Pre-Project
Once upon a time there was a wee little boy that picked up a science fiction novel. In it, cars could fly and robots could talk. The internet, also, never cut out. The boy kept these ideals at heart, until one day he could bring to life in three weeks for a Hawken Project.
Radical, I know. Society has seen the news. Anyone can talk to a robot from anywhere at anytime. All they have to do is visit https://openai.com/chatgpt, click Start now, and their off to the races. When they do, a multi-million dollar computer running a Large Language Model spools up and they can have a near real-time conversation with a computer: just like the movies. Many easily consider it silicon's valley's biggest debut of the past 10 years and for good reason.
My experience of this technology has been a little more 'down to earth' compared to the rest of society, and I'm not calling everyone crazy. Before they were large, language models were just, ya know, language models. You take a sentence or a whole bunch of them and feed it into the model, much like y = mx + b, and out came basic stuff. They could perform sentiment analysis (Does this sentence carry a cynical or a positive tone? ), detect hate speech, filter spam emails, translate between languages, or fill in the blank.

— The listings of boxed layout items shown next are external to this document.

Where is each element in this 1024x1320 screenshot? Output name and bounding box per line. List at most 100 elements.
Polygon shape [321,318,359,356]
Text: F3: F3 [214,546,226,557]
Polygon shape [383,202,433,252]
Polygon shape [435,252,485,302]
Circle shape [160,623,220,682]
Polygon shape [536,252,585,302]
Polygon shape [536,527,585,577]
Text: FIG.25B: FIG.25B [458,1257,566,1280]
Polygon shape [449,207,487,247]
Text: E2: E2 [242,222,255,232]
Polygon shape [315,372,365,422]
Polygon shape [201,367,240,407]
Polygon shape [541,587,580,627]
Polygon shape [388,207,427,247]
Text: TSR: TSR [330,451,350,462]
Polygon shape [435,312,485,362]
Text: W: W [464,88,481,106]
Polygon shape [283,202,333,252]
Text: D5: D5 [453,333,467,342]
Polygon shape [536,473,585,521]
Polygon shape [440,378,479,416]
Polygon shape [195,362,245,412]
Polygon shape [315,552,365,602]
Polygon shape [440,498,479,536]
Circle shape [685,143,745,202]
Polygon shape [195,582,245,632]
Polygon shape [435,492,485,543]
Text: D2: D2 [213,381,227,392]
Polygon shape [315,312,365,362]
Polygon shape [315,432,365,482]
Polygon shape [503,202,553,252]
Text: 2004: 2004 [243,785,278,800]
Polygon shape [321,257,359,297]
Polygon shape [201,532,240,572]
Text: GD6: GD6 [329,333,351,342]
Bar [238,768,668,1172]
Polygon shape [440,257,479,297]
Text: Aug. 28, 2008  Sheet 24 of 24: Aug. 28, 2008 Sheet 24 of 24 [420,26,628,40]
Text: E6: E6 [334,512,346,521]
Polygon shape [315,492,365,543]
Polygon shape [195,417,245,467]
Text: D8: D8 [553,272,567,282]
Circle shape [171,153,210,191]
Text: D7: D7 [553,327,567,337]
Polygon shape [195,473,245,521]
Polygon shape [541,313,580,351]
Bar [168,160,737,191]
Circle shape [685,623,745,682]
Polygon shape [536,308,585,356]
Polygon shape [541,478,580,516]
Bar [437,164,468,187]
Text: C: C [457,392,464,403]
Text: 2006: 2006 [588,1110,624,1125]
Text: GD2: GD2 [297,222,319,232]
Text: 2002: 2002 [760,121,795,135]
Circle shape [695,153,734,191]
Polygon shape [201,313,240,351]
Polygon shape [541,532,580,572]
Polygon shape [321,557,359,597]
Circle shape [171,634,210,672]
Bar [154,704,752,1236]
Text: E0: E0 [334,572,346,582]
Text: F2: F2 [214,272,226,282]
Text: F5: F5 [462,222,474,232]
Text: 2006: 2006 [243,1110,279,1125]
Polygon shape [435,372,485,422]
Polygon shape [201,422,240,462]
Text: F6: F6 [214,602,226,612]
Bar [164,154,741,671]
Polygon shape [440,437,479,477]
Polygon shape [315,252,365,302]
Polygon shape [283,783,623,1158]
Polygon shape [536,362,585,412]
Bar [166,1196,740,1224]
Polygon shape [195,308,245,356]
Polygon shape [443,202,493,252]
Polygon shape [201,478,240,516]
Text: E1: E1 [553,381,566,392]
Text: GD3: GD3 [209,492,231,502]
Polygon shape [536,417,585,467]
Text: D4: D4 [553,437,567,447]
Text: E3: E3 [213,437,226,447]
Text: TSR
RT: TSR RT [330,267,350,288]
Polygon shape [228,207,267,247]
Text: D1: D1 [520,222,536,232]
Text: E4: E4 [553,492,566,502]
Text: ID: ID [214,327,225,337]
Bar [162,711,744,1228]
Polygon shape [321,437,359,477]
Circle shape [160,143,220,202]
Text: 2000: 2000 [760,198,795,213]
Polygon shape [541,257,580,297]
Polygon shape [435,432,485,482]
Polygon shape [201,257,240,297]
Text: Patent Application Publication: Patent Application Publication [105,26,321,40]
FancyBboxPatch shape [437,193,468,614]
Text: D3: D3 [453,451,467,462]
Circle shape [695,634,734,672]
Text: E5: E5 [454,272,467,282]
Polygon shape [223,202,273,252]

Here is a basic demo from Bert, a language model created by google from 2018. I've set it up to do a basic fill in the blank.
Input sentence:
"Owen is doing a Hawken Project. BLANK is going to be really fun."
Output:
It | 66% |
This | 28% |
That | 3% |
Everything | 1% |
He | 1% |
For each word there is the associated guess that BERT thinks would belong in the blank. The strongest guess is "It" at 66%. Really cool right. I'll get into more details later in the blog, but the net takeaway is that language models where once a feeble technology that only a researcher could appreciate.